UI Patterns and Techniques

Dynamic Progression


From an ATM redesign

Use when:

The user should be walked through a complex UI task step-by-step, perhaps because the user is computer-naive, or because the task is rarely done. But you don't want something as constraining as a wizard -- you'd rather keep the whole interface on one page, for instance.

Why:

As the user sees the task unfolding directly in front of them, via a dynamically-changing UI, they can form a correct mental model of the task more quickly and easily. There are none of the awkward context switches that separate wizard screens impose.

Furthermore, since the UI is kept together on one page, the user can very easily go back and change their mind about earlier choices; they immediately see the effect on subsequent steps.

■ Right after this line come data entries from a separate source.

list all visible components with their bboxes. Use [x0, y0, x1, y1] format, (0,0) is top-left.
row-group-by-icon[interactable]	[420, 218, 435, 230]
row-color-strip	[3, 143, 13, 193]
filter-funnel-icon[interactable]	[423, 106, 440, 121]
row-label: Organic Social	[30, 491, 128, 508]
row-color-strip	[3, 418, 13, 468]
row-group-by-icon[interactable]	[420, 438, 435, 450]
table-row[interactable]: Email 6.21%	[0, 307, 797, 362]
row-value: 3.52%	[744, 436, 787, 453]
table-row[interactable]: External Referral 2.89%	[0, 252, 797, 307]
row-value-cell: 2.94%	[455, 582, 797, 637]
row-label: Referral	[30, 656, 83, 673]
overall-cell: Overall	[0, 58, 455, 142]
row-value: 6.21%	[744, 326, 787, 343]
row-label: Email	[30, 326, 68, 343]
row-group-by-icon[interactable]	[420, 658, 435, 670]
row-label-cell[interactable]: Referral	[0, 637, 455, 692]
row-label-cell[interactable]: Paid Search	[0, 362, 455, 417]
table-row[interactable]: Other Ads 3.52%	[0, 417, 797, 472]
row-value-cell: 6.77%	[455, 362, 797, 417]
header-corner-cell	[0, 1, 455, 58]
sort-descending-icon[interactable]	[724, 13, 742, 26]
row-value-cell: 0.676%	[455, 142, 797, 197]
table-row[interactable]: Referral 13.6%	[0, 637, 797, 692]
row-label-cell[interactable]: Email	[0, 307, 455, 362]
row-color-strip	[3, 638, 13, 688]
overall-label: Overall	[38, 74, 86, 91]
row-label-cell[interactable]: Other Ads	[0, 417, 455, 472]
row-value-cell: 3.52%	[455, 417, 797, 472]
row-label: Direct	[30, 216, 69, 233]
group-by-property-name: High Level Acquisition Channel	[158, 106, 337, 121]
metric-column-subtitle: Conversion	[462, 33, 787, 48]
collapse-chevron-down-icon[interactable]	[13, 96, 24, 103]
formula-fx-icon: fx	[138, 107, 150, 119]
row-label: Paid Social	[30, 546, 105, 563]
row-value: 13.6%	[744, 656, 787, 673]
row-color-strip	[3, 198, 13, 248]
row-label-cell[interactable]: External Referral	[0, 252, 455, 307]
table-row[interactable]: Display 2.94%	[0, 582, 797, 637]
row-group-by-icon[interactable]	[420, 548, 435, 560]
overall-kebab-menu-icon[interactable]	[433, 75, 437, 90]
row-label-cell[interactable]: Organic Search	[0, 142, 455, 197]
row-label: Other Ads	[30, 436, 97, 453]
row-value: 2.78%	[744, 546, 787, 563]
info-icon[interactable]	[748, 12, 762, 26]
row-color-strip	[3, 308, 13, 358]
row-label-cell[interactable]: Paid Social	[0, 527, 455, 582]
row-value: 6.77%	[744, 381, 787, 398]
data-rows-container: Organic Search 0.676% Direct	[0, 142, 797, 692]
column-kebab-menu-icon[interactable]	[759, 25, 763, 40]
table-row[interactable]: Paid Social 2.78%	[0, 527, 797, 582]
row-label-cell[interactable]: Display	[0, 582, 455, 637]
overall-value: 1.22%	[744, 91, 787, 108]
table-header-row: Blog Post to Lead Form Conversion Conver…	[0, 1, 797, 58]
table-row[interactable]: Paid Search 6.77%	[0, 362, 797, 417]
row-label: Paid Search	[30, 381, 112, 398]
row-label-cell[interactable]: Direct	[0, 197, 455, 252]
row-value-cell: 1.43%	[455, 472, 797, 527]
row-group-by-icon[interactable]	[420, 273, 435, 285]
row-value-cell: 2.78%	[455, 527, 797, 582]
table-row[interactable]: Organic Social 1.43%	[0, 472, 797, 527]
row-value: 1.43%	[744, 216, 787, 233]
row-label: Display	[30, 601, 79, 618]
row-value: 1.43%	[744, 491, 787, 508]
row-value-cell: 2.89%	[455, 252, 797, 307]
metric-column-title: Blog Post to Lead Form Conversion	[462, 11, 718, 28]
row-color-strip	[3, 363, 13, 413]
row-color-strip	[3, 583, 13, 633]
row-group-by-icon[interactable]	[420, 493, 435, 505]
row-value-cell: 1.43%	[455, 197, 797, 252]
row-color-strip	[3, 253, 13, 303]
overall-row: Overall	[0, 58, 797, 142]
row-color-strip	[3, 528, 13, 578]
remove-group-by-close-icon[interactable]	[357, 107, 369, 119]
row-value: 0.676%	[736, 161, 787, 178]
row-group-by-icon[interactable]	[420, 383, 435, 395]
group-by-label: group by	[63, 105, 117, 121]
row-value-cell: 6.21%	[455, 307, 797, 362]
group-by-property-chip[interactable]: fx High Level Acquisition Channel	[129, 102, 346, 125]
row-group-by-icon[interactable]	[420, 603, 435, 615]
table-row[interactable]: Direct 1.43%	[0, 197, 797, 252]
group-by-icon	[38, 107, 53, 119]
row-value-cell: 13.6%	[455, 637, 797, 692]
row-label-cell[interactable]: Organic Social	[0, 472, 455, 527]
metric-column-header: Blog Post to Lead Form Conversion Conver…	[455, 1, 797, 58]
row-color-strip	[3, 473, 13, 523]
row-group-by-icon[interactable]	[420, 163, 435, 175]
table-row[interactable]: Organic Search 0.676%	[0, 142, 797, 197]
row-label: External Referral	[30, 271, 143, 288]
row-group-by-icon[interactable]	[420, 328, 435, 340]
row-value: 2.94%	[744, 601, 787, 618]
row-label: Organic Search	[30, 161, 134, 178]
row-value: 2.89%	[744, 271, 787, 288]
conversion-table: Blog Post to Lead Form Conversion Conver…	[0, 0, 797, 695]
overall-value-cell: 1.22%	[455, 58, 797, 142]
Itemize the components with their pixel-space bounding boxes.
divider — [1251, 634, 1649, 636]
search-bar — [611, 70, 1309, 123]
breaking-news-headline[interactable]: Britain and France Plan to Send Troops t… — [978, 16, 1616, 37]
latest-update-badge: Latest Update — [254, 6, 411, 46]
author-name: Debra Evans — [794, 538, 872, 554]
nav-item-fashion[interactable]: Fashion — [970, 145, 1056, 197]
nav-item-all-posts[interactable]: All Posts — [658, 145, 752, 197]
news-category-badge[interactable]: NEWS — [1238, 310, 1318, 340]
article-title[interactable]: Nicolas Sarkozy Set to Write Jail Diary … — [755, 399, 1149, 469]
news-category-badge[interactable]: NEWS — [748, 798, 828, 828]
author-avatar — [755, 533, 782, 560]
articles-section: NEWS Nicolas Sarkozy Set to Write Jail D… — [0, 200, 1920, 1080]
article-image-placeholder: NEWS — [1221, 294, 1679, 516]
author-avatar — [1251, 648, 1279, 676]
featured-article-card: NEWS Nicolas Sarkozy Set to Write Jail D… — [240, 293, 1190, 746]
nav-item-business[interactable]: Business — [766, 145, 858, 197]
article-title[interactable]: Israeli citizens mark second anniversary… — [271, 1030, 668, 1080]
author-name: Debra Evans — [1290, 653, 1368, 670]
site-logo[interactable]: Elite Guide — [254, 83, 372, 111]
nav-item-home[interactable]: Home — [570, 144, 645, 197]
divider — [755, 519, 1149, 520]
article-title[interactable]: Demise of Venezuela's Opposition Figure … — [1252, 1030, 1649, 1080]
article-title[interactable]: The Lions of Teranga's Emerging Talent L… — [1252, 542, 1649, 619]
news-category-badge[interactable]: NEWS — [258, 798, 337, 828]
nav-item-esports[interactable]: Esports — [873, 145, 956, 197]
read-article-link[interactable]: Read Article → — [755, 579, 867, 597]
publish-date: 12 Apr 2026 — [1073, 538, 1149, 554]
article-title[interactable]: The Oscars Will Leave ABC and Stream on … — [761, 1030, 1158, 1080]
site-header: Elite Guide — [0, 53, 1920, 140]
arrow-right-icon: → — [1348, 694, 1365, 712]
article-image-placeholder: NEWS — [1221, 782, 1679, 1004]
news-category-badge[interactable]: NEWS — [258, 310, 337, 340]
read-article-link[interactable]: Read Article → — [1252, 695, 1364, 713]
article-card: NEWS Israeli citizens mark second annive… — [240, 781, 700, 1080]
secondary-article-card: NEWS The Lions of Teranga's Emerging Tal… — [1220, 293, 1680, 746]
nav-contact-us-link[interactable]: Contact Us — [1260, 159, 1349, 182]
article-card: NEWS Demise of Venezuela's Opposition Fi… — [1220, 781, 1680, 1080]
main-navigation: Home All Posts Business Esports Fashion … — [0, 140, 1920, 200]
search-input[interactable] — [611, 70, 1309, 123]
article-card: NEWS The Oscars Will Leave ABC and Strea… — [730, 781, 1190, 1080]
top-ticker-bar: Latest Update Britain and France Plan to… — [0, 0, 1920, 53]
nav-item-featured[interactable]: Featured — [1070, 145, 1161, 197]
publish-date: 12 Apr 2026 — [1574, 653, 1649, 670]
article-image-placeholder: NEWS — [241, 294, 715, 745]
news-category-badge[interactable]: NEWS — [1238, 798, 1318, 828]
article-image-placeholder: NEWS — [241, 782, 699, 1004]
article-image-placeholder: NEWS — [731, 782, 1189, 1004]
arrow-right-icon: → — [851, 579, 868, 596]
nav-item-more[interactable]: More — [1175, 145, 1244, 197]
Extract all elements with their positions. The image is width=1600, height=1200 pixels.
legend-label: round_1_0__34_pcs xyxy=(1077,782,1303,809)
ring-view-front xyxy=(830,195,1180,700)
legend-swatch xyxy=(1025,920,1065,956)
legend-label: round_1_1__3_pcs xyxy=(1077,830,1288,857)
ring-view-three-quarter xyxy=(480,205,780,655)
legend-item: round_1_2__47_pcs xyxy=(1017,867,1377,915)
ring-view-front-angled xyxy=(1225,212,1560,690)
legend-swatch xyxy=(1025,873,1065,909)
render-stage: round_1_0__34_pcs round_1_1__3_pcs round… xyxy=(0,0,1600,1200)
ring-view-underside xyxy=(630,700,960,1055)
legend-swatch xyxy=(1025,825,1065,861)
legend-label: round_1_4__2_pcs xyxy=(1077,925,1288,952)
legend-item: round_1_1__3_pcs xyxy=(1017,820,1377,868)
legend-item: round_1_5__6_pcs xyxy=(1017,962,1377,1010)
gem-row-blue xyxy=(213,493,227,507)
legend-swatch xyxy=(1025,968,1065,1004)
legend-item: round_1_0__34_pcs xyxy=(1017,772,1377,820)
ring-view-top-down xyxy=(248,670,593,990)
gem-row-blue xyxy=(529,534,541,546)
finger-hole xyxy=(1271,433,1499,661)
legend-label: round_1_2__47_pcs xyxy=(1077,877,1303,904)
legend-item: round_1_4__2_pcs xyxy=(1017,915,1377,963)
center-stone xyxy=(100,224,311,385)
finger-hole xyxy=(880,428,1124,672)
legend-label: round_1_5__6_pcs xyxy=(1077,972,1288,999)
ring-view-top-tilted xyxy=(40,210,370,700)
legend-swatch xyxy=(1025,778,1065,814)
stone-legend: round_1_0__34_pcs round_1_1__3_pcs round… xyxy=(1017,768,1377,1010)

For occasional tasks, this can work better than presenting a complex and interlinked set of controls all at once, because it's always obvious what the first step is -- and the next, and the next! The user never has to think too hard.

How:

Show the controls for only the first step; when the user's done with that step, show the controls for the next step; etc. "Show" may mean "enable," or literally place on the page. Leave the previous steps' controls visible, so the whole UI is progressively revealed.

In many such step-by-step designs, the choices the user makes at one step alters the rest of the task. For instance, an online order form asks if the billing address is the same as the shipping address. If the user says yes, then the UI doesn't even bother showing entry fields for it. Otherwise, there's one more step in the process.